Le Pliocène (5,3 à 2,6 millions d’années avant notre ère) est une période charnière dans l’histoire climatique de la Terre. Les températures de surface y étaient 2 à 3 °C plus élevées qu’aujourd’hui, et les niveaux de CO₂ comparables — une situation étrangement familière. Étudier cette époque, c’est un peu comme regarder dans une boule de cristal climatique.
La glace découverte montre que la calotte glaciaire de l’Antarctique oriental s’est étendue au moins deux fois au cours du Pliocène. Et surtout, certaines portions ont survécu aux phases de réchauffement sans fondre, ce qui soulève de nouvelles questions sur la stabilité des glaces face aux hausses de température.
Ces données pourraient affiner les modèles climatiques utilisés pour prédire l’évolution future du climat, et notamment mieux comprendre à quel point les calottes sont sensibles — ou non — au réchauffement global.

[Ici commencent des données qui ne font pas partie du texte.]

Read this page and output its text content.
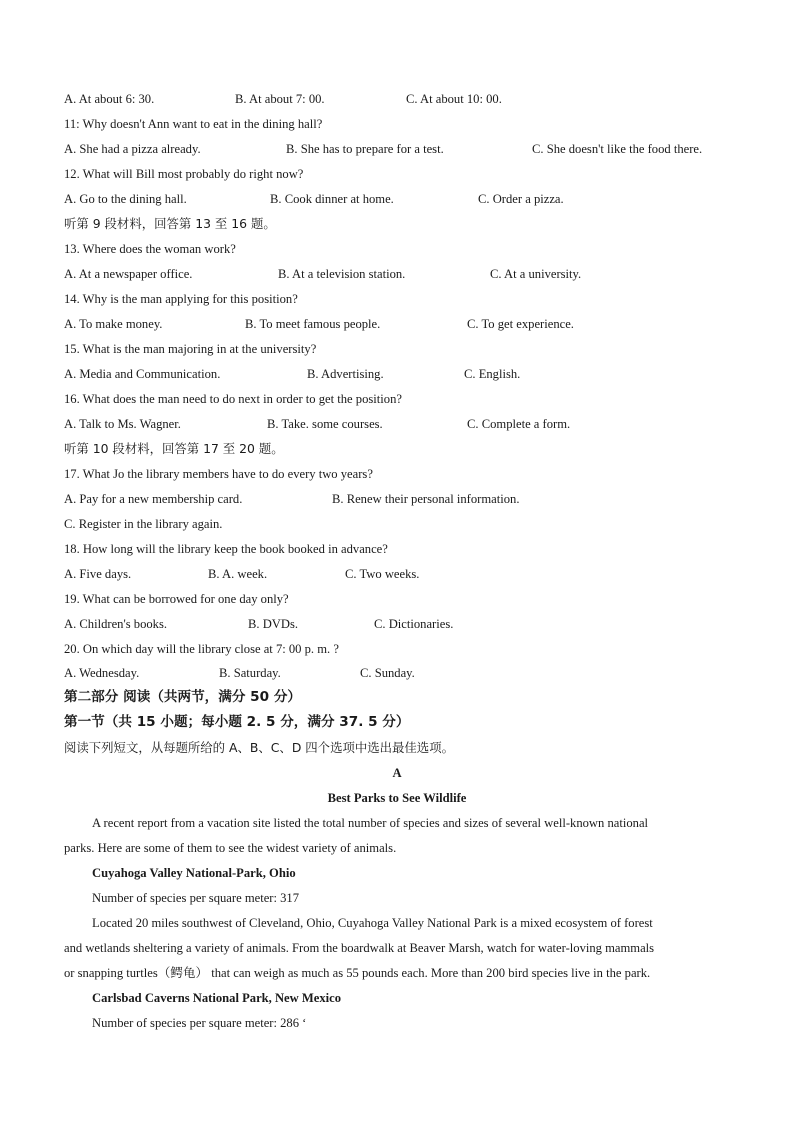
A. At about 6: 30.	B. At about 7: 00.	C. At about 10: 00.
11: Why doesn't Ann want to eat in the dining hall?
A. She had a pizza already.	B. She has to prepare for a test.	C. She doesn't like the food there.
12. What will Bill most probably do right now?
A. Go to the dining hall.	B. Cook dinner at home.	C. Order a pizza.
听第 9 段材料，回答第 13 至 16 题。
13. Where does the woman work?
A. At a newspaper office.	B. At a television station.	C. At a university.
14. Why is the man applying for this position?
A. To make money.	B. To meet famous people.	C. To get experience.
15. What is the man majoring in at the university?
A. Media and Communication.	B. Advertising.	C. English.
16. What does the man need to do next in order to get the position?
A. Talk to Ms. Wagner.	B. Take. some courses.	C. Complete a form.
听第 10 段材料，回答第 17 至 20 题。
17. What Jo the library members have to do every two years?
A. Pay for a new membership card.	B. Renew their personal information.
C. Register in the library again.
18. How long will the library keep the book booked in advance?
A. Five days.	B. A. week.	C. Two weeks.
19. What can be borrowed for one day only?
A. Children's books.	B. DVDs.	C. Dictionaries.
20. On which day will the library close at 7: 00 p. m. ?
A. Wednesday.	B. Saturday.	C. Sunday.
第二部分 阅读（共两节，满分 50 分）
第一节（共 15 小题；每小题 2. 5 分，满分 37. 5 分）
阅读下列短文，从每题所给的 A、B、C、D 四个选项中选出最佳选项。
A
Best Parks to See Wildlife
A recent report from a vacation site listed the total number of species and sizes of several well-known national
parks. Here are some of them to see the widest variety of animals.
Cuyahoga Valley National-Park, Ohio
Number of species per square meter: 317
Located 20 miles southwest of Cleveland, Ohio, Cuyahoga Valley National Park is a mixed ecosystem of forest
and wetlands sheltering a variety of animals. From the boardwalk at Beaver Marsh, watch for water-loving mammals
or snapping turtles（鳄龟） that can weigh as much as 55 pounds each. More than 200 bird species live in the park.
Carlsbad Caverns National Park, New Mexico
Number of species per square meter: 286 ‘
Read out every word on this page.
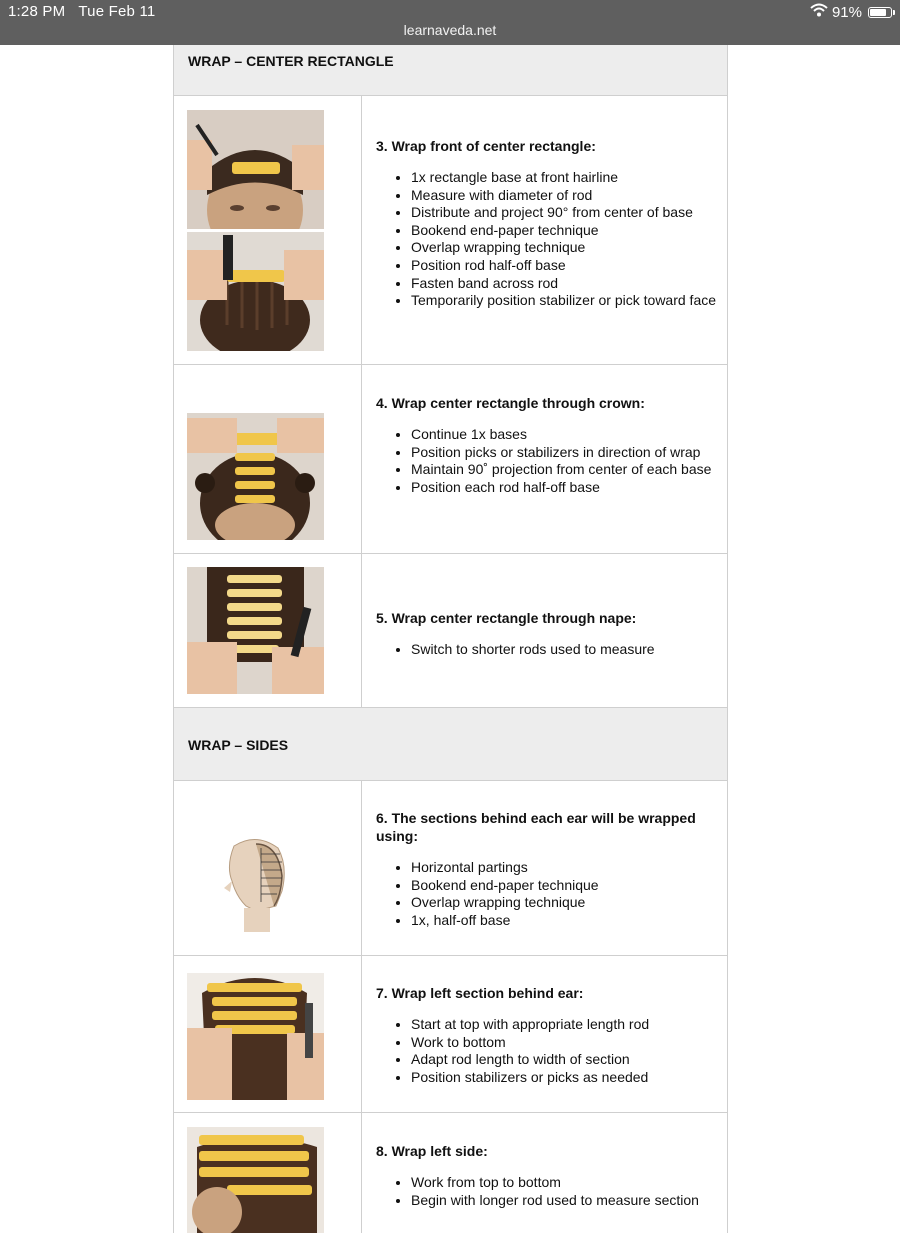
1:28 PM Tue Feb 11	91%
learnaveda.net
WRAP – CENTER RECTANGLE
3. Wrap front of center rectangle:
• 1x rectangle base at front hairline
• Measure with diameter of rod
• Distribute and project 90° from center of base
• Bookend end-paper technique
• Overlap wrapping technique
• Position rod half-off base
• Fasten band across rod
• Temporarily position stabilizer or pick toward face
4. Wrap center rectangle through crown:
• Continue 1x bases
• Position picks or stabilizers in direction of wrap
• Maintain 90˚ projection from center of each base
• Position each rod half-off base
5. Wrap center rectangle through nape:
• Switch to shorter rods used to measure
WRAP – SIDES
6. The sections behind each ear will be wrapped using:
• Horizontal partings
• Bookend end-paper technique
• Overlap wrapping technique
• 1x, half-off base
7. Wrap left section behind ear:
• Start at top with appropriate length rod
• Work to bottom
• Adapt rod length to width of section
• Position stabilizers or picks as needed
8. Wrap left side:
• Work from top to bottom
• Begin with longer rod used to measure section
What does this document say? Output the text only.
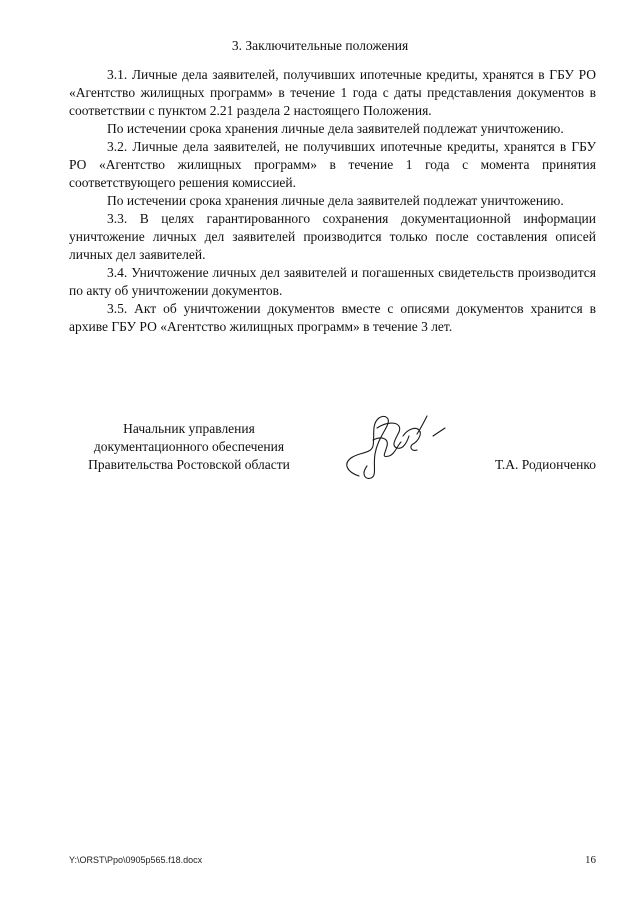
3. Заключительные положения

3.1. Личные дела заявителей, получивших ипотечные кредиты, хранятся в ГБУ РО «Агентство жилищных программ» в течение 1 года с даты представления документов в соответствии с пунктом 2.21 раздела 2 настоящего Положения.

По истечении срока хранения личные дела заявителей подлежат уничтожению.

3.2. Личные дела заявителей, не получивших ипотечные кредиты, хранятся в ГБУ РО «Агентство жилищных программ» в течение 1 года с момента принятия соответствующего решения комиссией.

По истечении срока хранения личные дела заявителей подлежат уничтожению.

3.3. В целях гарантированного сохранения документационной информации уничтожение личных дел заявителей производится только после составления описей личных дел заявителей.

3.4. Уничтожение личных дел заявителей и погашенных свидетельств производится по акту об уничтожении документов.

3.5. Акт об уничтожении документов вместе с описями документов хранится в архиве ГБУ РО «Агентство жилищных программ» в течение 3 лет.

Начальник управления
документационного обеспечения
Правительства Ростовской области	Т.А. Родионченко
Y:\ORST\Ppo\0905p565.f18.docx	16
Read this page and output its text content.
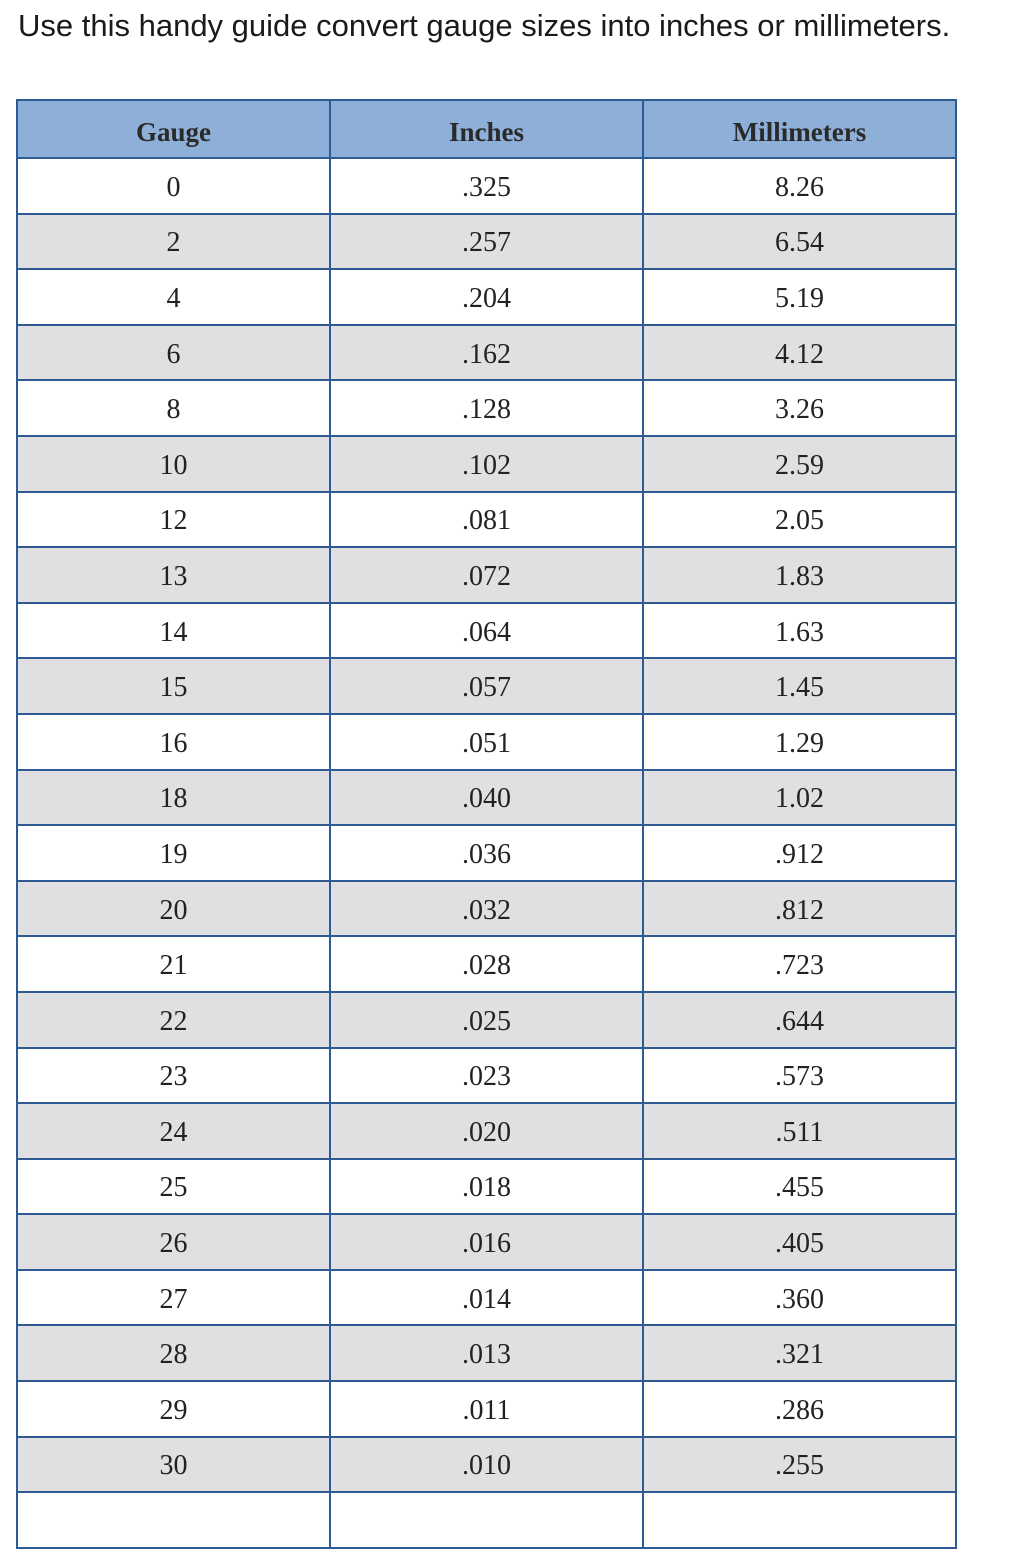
Use this handy guide convert gauge sizes into inches or millimeters.

Gauge	Inches	Millimeters
0	.325	8.26
2	.257	6.54
4	.204	5.19
6	.162	4.12
8	.128	3.26
10	.102	2.59
12	.081	2.05
13	.072	1.83
14	.064	1.63
15	.057	1.45
16	.051	1.29
18	.040	1.02
19	.036	.912
20	.032	.812
21	.028	.723
22	.025	.644
23	.023	.573
24	.020	.511
25	.018	.455
26	.016	.405
27	.014	.360
28	.013	.321
29	.011	.286
30	.010	.255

Une énigme qui ne fait que commencer
Ce premier échantillon n’est qu’un début. Il faudra encore de nombreuses analyses, d’autres carottes, et des années de travail pour confirmer et affiner ces découvertes. Mais si les hypothèses des chercheurs se confirment, nous avons peut-être entre les mains la plus vieille glace terrestre jamais identifiée.
Et avec elle, un message précieux du passé : à quoi ressemblait vraiment notre planète quand les océans étaient plus hauts, les calottes plus fragiles, et l’atmosphère plus chaude ?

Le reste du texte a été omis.